As for India’s batting, talk of a middle-order transition has been doing the rounds for some time now. India has the best opening pair in the world in Virender Sehwag and Gautam Gambhir, and they will be around for a while, but the middle-order needs a succession plan. While we must be grateful for Dravid (36), Tendulkar (36), and Laxman (35), and hope that they continue for as long as is possible, it’s important the next generation isn’t condemned by comparison. As Laxman said, the likes of M. Vijay and S. Badrinath (and whoever else the selectors deem capable) need to be treated with patience.

“Every youngster who plays for the country knows the responsibility of performing and consistently delivering for the team,” said Laxman. “The transition definitely is not so easy from domestic cricket to international cricket but I am glad a lot of youngsters are coming up and winning matches for the team in one-dayers and now they are coming into Test cricket also and doing well. It is just about the mental transition from domestic cricket to Test cricket and once they get through that phase I am sure that they can do well. We have a lot of youngsters who can do well for the country in the future, but I think you need to be very patient. It is just a phase and once you settle down it is about the mental transition from domestic cricket to international cricket. I am sure we have the potential and talent.”
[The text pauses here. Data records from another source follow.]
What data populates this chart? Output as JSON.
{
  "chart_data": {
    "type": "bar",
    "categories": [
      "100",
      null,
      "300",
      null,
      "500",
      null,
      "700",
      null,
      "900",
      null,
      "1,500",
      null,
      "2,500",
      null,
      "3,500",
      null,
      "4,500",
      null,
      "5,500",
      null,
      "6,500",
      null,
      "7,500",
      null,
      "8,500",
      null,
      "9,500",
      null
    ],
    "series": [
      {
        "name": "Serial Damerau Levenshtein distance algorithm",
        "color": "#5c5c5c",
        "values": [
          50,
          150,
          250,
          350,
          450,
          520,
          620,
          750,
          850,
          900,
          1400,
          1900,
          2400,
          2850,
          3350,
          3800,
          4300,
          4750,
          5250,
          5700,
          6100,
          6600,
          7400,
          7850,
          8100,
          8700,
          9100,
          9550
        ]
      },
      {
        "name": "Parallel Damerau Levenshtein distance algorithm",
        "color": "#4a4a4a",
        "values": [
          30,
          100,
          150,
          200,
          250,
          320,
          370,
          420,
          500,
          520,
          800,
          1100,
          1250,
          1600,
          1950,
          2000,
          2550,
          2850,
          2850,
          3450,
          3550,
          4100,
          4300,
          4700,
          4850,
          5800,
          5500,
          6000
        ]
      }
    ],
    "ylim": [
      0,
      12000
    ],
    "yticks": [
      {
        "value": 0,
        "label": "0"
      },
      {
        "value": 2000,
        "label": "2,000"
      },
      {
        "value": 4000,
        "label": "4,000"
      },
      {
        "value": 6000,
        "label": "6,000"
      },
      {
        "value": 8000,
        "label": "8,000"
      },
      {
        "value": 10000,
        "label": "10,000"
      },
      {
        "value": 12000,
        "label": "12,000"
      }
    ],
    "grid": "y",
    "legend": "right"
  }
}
Dhoni’s evolution as a Test batsman has ensured an all-round batsman at seven, a batsman that can both respond to and shape situations. His wicket-keeping is solid, if on the conservative side when standing back, but it’s his captaincy that has the most room for improvement. He’s a singular leader of men and an original thinker, and often seems to bring a wicket with a bowling change; but he makes tactically curious decisions and tends to follow the ball with his field.

Sterner tests await, not least for the administrators who must ensure India play the top sides more often and in more meaningful series than two-Test affairs. An action plan that’s accessible to the fans is the very least the Board can do to show its commitment to transparency and progress.

It’s heartening that India is number one in spite of several areas requiring attention. But it’s time to stop leaving things to chance; conscious action is the need of the hour.